Once the Marlins started warming up, I headed to the left field corner. On the way, I stopped briefly at their dugout on the 3rd base side and got my fourth ball of the day from Chris Aguila.
I didn’t get anything in left field. I was sure that all pitchers would recognize me (thanks to Ron Villone), so I didn’t even bother asking any of them for balls. I ran back to the 1st base side. Carlos Delgado was done taking fungos and had a ball in his glove–but he ignored my request. I ran up to the Loge, out near the RF foul pole. Dead. I ran all the way around the stadium to the LF Loge, hoping that the players wouldn’t recognize me if I were in a different section. (Yesterday, as you may recall, the Villone fiasco took place on the Field Level.)
The Marlins hit lots of balls into the left field corner, but I couldn’t get anyone to toss one up. Antonio Alfonseca completely ignored me. Ismael Valdez was also pretending to be deaf. Josh Johnson? Same thing. Josh Willingham then joined the list of Marlins who did NOT throw me a ball. Jeff Conine was too far away. So was Josh Beckett…but he’s always been so receptive to fans that I decided to give him a shout. It worked. He turned right around and spotted my bright aqua Marlins cap and threw me the ball. The picture on the left (click to enlarge) shows how far away he was when he chucked it.

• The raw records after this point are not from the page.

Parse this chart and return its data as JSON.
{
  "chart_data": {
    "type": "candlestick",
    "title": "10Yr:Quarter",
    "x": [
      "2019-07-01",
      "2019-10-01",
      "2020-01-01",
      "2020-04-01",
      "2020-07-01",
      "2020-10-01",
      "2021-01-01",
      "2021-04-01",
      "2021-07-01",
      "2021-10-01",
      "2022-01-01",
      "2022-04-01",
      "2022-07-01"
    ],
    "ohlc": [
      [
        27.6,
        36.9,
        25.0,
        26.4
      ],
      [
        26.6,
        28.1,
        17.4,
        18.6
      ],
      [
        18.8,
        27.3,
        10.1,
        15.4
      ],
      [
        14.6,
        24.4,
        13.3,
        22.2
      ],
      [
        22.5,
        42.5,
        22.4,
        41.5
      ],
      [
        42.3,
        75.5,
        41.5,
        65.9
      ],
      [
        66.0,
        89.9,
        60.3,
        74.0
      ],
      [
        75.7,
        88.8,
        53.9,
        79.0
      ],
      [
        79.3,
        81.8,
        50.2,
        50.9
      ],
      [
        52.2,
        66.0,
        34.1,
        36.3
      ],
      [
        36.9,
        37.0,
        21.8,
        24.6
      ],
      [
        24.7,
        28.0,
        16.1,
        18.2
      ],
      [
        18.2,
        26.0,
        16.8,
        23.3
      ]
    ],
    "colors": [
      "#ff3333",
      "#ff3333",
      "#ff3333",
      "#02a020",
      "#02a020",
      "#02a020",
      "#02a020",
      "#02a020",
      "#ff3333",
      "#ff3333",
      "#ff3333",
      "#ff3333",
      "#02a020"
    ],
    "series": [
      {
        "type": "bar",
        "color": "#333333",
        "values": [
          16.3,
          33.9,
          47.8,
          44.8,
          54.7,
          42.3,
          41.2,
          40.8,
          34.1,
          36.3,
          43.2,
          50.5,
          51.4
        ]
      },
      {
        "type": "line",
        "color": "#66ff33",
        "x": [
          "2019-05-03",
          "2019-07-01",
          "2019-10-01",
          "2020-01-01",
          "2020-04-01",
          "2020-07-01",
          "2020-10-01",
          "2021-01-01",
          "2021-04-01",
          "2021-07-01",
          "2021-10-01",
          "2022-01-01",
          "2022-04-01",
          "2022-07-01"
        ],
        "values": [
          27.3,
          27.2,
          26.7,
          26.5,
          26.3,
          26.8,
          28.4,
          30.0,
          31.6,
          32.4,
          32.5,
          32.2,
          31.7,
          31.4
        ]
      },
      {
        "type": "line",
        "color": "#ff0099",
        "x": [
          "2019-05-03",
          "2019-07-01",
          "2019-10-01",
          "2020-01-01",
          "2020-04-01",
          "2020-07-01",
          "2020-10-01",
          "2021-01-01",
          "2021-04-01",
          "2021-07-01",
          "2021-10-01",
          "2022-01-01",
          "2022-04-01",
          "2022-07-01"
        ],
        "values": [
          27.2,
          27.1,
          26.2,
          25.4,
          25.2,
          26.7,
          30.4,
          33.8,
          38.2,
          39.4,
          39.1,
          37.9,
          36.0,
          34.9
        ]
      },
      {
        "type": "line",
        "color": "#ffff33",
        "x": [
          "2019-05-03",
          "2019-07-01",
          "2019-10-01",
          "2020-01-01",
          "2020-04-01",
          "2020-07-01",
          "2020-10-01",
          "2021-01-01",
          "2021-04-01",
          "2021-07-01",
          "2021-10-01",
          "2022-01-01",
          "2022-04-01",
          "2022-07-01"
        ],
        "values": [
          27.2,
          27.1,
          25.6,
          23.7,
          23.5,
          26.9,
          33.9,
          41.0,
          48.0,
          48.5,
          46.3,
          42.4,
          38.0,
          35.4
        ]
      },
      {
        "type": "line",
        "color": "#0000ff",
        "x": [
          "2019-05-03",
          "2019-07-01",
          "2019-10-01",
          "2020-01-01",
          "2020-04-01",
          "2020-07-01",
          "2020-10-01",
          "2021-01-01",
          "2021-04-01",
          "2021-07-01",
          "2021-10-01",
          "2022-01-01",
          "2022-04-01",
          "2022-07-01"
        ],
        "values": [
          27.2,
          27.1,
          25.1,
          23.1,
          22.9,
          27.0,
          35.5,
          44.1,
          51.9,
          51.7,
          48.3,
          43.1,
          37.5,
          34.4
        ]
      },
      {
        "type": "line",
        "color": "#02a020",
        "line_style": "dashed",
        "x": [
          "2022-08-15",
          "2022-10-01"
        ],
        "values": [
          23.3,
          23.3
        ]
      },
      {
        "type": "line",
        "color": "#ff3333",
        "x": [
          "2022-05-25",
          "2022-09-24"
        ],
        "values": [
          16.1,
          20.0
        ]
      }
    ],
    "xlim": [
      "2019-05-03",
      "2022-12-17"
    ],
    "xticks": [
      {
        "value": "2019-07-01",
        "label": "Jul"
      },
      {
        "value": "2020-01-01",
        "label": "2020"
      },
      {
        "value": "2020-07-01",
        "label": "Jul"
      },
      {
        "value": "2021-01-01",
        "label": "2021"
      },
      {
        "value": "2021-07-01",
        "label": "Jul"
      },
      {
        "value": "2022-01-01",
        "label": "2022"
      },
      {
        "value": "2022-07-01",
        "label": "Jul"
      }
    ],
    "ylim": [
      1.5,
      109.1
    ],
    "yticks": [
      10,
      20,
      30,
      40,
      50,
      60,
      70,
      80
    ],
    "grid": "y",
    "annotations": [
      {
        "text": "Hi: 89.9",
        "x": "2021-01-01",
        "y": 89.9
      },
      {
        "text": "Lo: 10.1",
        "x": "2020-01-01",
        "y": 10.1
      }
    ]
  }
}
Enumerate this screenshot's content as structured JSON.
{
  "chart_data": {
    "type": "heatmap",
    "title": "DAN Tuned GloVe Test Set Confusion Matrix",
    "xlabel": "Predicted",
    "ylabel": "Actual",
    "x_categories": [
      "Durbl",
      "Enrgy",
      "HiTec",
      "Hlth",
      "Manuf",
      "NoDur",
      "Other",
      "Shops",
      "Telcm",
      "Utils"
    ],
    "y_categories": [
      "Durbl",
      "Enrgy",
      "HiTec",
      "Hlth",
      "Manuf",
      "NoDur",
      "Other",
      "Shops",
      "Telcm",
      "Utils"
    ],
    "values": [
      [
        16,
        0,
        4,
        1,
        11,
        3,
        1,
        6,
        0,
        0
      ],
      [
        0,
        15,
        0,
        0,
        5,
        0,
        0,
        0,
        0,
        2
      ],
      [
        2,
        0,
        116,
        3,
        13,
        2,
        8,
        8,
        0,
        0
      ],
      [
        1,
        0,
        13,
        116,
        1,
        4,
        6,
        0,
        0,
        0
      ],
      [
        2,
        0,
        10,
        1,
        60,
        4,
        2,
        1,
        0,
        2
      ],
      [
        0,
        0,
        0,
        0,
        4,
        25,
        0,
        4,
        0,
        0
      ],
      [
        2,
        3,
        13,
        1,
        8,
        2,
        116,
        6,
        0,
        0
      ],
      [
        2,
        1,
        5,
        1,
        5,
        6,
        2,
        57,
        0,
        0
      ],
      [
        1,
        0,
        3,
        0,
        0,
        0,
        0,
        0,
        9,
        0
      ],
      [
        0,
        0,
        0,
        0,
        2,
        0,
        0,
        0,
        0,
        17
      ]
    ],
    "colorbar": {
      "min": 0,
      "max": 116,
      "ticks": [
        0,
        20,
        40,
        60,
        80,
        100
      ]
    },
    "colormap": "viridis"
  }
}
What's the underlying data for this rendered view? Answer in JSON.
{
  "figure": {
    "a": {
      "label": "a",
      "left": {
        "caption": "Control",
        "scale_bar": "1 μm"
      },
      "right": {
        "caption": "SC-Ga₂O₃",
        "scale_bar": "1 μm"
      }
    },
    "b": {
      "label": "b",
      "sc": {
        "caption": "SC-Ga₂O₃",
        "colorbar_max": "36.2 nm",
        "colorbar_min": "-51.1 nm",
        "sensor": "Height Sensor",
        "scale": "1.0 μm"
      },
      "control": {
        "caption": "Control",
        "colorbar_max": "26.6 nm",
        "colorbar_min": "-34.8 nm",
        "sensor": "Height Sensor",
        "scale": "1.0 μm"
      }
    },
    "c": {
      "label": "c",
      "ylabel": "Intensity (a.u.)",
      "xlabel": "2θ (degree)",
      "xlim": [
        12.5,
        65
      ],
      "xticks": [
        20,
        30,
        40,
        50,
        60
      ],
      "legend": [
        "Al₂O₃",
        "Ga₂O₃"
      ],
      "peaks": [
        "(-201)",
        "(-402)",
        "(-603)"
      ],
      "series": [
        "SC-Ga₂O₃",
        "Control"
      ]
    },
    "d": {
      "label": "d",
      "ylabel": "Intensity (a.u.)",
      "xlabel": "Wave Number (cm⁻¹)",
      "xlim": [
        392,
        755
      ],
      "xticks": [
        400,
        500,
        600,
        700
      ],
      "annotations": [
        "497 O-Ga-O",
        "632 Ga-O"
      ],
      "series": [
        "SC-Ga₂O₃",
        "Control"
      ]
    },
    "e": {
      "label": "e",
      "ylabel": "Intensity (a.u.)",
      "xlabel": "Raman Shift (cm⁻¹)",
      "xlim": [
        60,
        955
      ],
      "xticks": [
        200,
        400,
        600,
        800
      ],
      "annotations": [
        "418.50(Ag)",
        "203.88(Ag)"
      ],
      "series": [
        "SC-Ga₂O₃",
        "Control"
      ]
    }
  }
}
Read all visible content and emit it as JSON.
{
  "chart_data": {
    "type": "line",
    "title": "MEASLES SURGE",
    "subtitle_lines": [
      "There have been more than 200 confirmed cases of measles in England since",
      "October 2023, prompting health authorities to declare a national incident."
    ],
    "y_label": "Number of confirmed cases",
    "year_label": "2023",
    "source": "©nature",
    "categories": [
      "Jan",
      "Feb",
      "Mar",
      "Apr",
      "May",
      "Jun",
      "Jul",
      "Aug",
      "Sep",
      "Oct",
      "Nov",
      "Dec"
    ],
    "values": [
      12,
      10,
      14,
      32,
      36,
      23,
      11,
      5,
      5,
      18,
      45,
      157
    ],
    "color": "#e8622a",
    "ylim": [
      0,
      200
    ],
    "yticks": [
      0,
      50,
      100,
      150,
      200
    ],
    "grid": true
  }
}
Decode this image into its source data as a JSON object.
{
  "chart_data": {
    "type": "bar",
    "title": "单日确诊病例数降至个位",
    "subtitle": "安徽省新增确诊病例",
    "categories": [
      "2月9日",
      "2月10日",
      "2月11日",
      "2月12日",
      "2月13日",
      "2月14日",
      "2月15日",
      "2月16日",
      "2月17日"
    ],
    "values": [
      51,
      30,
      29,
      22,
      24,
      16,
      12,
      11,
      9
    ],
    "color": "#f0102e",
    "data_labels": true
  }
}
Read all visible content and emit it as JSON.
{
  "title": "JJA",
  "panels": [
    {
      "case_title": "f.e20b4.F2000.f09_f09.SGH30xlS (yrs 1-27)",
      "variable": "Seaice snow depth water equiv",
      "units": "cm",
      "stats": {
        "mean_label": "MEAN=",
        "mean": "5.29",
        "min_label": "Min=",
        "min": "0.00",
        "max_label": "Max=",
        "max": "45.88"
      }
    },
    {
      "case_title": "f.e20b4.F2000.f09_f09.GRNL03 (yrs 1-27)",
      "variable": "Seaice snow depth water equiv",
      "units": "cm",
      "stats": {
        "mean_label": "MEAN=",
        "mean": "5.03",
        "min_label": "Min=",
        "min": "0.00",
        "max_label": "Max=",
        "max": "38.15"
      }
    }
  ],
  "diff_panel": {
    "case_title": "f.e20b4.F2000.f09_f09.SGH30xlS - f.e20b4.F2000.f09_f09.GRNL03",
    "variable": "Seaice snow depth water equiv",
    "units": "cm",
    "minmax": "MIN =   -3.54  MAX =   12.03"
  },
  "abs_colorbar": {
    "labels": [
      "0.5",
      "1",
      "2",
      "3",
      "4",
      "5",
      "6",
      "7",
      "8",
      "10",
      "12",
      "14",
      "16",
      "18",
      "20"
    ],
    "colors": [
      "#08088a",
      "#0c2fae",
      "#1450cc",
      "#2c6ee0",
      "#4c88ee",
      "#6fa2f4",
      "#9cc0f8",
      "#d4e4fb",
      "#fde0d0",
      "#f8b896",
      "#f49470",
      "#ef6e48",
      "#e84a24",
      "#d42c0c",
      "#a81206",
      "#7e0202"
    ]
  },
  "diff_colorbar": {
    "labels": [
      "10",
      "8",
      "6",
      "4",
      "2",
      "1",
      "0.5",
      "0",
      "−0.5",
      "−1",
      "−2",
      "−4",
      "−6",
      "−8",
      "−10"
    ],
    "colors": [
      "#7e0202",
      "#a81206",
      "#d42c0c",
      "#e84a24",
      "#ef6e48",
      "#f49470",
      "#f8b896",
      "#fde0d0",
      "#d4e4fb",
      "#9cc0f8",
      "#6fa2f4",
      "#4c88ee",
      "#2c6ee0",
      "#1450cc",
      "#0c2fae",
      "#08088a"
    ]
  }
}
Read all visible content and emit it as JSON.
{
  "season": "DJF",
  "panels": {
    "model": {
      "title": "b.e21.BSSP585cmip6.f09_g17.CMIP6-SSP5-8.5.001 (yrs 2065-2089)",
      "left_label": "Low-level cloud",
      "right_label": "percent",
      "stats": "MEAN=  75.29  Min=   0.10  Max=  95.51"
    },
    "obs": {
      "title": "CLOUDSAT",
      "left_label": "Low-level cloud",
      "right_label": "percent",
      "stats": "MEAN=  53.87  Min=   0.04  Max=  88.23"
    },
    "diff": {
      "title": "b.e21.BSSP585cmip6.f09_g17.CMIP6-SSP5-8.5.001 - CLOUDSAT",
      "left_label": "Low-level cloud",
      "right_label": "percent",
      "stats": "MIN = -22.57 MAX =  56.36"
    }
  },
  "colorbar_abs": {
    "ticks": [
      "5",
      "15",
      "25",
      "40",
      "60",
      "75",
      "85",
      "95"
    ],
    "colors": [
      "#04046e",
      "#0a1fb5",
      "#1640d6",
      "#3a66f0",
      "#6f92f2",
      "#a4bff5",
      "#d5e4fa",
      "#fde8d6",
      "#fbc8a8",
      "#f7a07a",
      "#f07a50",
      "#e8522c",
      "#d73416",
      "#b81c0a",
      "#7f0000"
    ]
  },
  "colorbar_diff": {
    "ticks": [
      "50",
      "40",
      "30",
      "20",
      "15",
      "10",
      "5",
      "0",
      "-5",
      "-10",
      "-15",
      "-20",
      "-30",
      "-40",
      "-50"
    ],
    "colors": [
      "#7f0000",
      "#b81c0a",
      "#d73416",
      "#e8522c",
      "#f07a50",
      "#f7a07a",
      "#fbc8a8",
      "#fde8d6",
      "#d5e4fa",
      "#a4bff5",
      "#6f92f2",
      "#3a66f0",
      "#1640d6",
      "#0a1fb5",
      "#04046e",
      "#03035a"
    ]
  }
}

Moments later, I called down to Villone for a ball.
He looked up, then pointed toward the Field Level and shouted, “That was you over there yesterday, wasn’t it?”
“Yeah!” I confessed.
“That was a good thing you did!” he yelled, and then he tossed me the ball.
I went back to the Marlins’ dugout at the end of BP and got a pearl from 3rd base coach Jeff Cox. That was my seventh and final ball of the day. I’d splurged and bought a $30 seat in a great foul tip section behind the plate, but it didn’t pay off.
• CPB = 4.29
• 283 balls in 38 games this season = 7.4 balls per game
• 422 consecutive games with at least one ball
• 48 consecutive games with at least three balls
• 44 autographs this season
I already have two tickets for today’s game. I’m going with my friend Sean. He’s the guy who helped me get three of my 17 balls on 9/6/05 at Camden Yards.